Saisine complémentaire à la saisine du 19 décembre 1997, présentée par plus de soixante députés en date du 19 décembre 1997 et visée dans la décision no 97-395 DC

JurisdictionFrance
Publication au Gazette officielJORF n°303 du 31 décembre 1997
Date de publication31 décembre 1997
CourtCONSEIL CONSTITUTIONNEL
Record NumberJORFTEXT000000387220

LOI DE FINANCES POUR 1998

I. - Sur le plafonnement de la restitution

de l'avoir fiscal aux personnes physiques

L'article 19 de la loi de finances pour 1998 a pour objet de limiter le remboursement par le Trésor de l'avoir fiscal aux personnes physiques domiciliées en France à 500 F pour un contribuable célibataire, veuf ou divorcé et 1 000 F pour un couple soumis à imposition commune.

L'avoir fiscal, institué pour éviter une nouvelle imposition entre les mains de l'actionnaire des bénéfices distribués par une société française, représente l'impôt sur les sociétés déjà payé par la société distributrice et vaut crédit d'impôt sur le Trésor qui s'impute sur le revenu dû par l'actionnaire.

Egal à la moitié des sommes effectivement versées par la société, il ne peut être utilisé que s'il est compris dans la base de l'impôt sur le revenu dû par le bénéficiaire. Ce revenu brut, dont la partie correspondant à l'avoir fiscal est « virtuelle », est taxé selon la tranche marginale d'impôt sur le revenu du contribuable. L'avoir fiscal est ensuite retranché de l'impôt brut.

Il s'agit bien d'éviter un phénomène de double imposition, pour preuve le fait que la société distributrice devra payer le précompte mobilier si les sommes objet de la distribution n'ont pas subi l'impôt sur les sociétés au taux plein ou si elles l'ont subi il y a plus de cinq ans. Les dispositions de l'article déféré conduiraient dans certains cas à faire payer le précompte sur des bénéfices de plus de cinq ans, afin de gager l'avoir fiscal, et à ne pas rembourser l'avoir fiscal au contribuable, le Trésor serait alors doublement gagnant.

Le dispositif aménagé par l'article 19 méconnaît le principe d'égalité devant l'impôt à plusieurs titres.

En premier lieu, le plafonnement du remboursement de l'avoir fiscal pénalise les titulaires des revenus les plus faibles.

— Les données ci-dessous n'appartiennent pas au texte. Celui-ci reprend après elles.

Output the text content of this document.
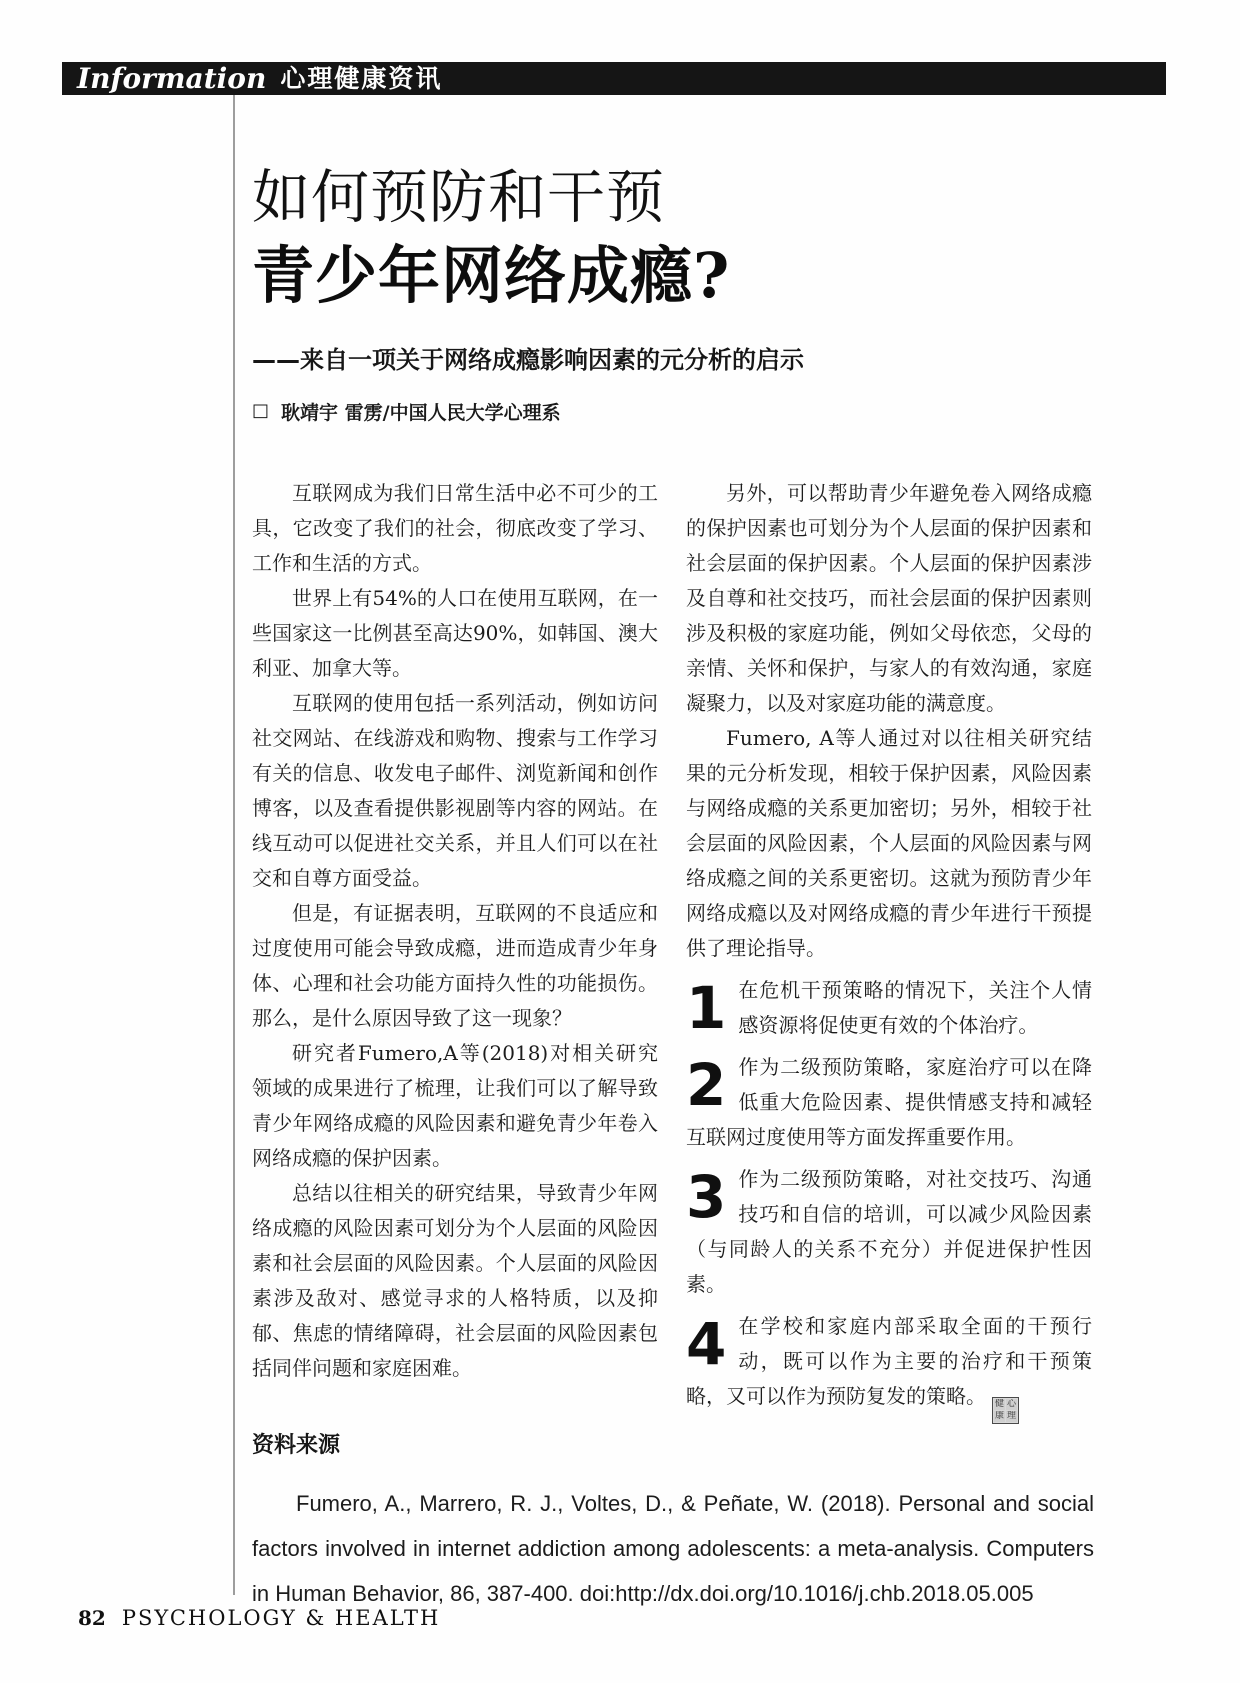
Information 心理健康资讯
如何预防和干预
青少年网络成瘾?
——来自一项关于网络成瘾影响因素的元分析的启示
□ 耿靖宇 雷雳/中国人民大学心理系

互联网成为我们日常生活中必不可少的工具，它改变了我们的社会，彻底改变了学习、工作和生活的方式。

世界上有54%的人口在使用互联网，在一些国家这一比例甚至高达90%，如韩国、澳大利亚、加拿大等。

互联网的使用包括一系列活动，例如访问社交网站、在线游戏和购物、搜索与工作学习有关的信息、收发电子邮件、浏览新闻和创作博客，以及查看提供影视剧等内容的网站。在线互动可以促进社交关系，并且人们可以在社交和自尊方面受益。

但是，有证据表明，互联网的不良适应和过度使用可能会导致成瘾，进而造成青少年身体、心理和社会功能方面持久性的功能损伤。那么，是什么原因导致了这一现象？

研究者Fumero,A等(2018)对相关研究领域的成果进行了梳理，让我们可以了解导致青少年网络成瘾的风险因素和避免青少年卷入网络成瘾的保护因素。

总结以往相关的研究结果，导致青少年网络成瘾的风险因素可划分为个人层面的风险因素和社会层面的风险因素。个人层面的风险因素涉及敌对、感觉寻求的人格特质，以及抑郁、焦虑的情绪障碍，社会层面的风险因素包括同伴问题和家庭困难。

另外，可以帮助青少年避免卷入网络成瘾的保护因素也可划分为个人层面的保护因素和社会层面的保护因素。个人层面的保护因素涉及自尊和社交技巧，而社会层面的保护因素则涉及积极的家庭功能，例如父母依恋，父母的亲情、关怀和保护，与家人的有效沟通，家庭凝聚力，以及对家庭功能的满意度。

Fumero, A等人通过对以往相关研究结果的元分析发现，相较于保护因素，风险因素与网络成瘾的关系更加密切；另外，相较于社会层面的风险因素，个人层面的风险因素与网络成瘾之间的关系更密切。这就为预防青少年网络成瘾以及对网络成瘾的青少年进行干预提供了理论指导。

1 在危机干预策略的情况下，关注个人情感资源将促使更有效的个体治疗。
2 作为二级预防策略，家庭治疗可以在降低重大危险因素、提供情感支持和减轻互联网过度使用等方面发挥重要作用。
3 作为二级预防策略，对社交技巧、沟通技巧和自信的培训，可以减少风险因素（与同龄人的关系不充分）并促进保护性因素。
4 在学校和家庭内部采取全面的干预行动，既可以作为主要的治疗和干预策略，又可以作为预防复发的策略。 健 心
康 理
资料来源

Fumero, A., Marrero, R. J., Voltes, D., & Peñate, W. (2018). Personal and social factors involved in internet addiction among adolescents: a meta-analysis. Computers in Human Behavior, 86, 387-400. doi:http://dx.doi.org/10.1016/j.chb.2018.05.005

82 PSYCHOLOGY & HEALTH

En effet, seuls les contribuables payant suffisamment d'impôt sur le revenu pour imputer l'avoir fiscal continueront à se faire restituer la totalité de l'avoir fiscal. Les autres, bien que la société ait acquitté l'impôt sur les bénéfices distribués, ne récupéreront que 500 F, ou 1 000 F pour un couple. Ce sont donc les contribuables modestes qui subissent de plein fouet la mesure.

En deuxième lieu, alors qu'ils n'ont pas les mêmes charges de famille, deux contribuables ayant des revenus de même montant seront traités différemment au regard de ce dispositif. Le contribuable sans charges de famille, dont la cotisation d'impôt est plus forte, conservera le bénéfice du paiement de tout son avoir fiscal et celui chargé de famille, dont la cotisation est plus faible, sera privé d'une partie du crédit ouvert sur le Trésor.

En troisième lieu, le dispositif de l'article 19 laisse intacte dans plusieurs cas la restitution de l'avoir fiscal aux personnes redevables d'un impôt insuffisant pour en obtenir l'imputation intégrale : lorsqu'il s'agit de personnes physiques domiciliées à l'étranger ; lorsqu'il s'agit d'institutions de retraite ; lorsqu'il s'agit de dividendes attachés aux actions détenues dans un plan d'épargne en actions, au travers d'un plan d'épargne d'entreprise ou acquis au moyen des sommes provenant de la participation des salariés - ainsi que dans de nombreuses autres situations.

En quatrième lieu, la correction prévoyant que lorsque l'avoir fiscal pris en compte pour le calcul du revenu global, la fraction non restituée est retranchée des revenus des capitaux mobiliers de l'année suivant celle de la perception des dividendes, ne peut jouer que pour les contribuables subissant des déficits supérieurs au montant des dividendes, non pour les autres : ceux-là ne peuvent imputer sur les revenus ultérieurs l'avoir fiscal non remboursé.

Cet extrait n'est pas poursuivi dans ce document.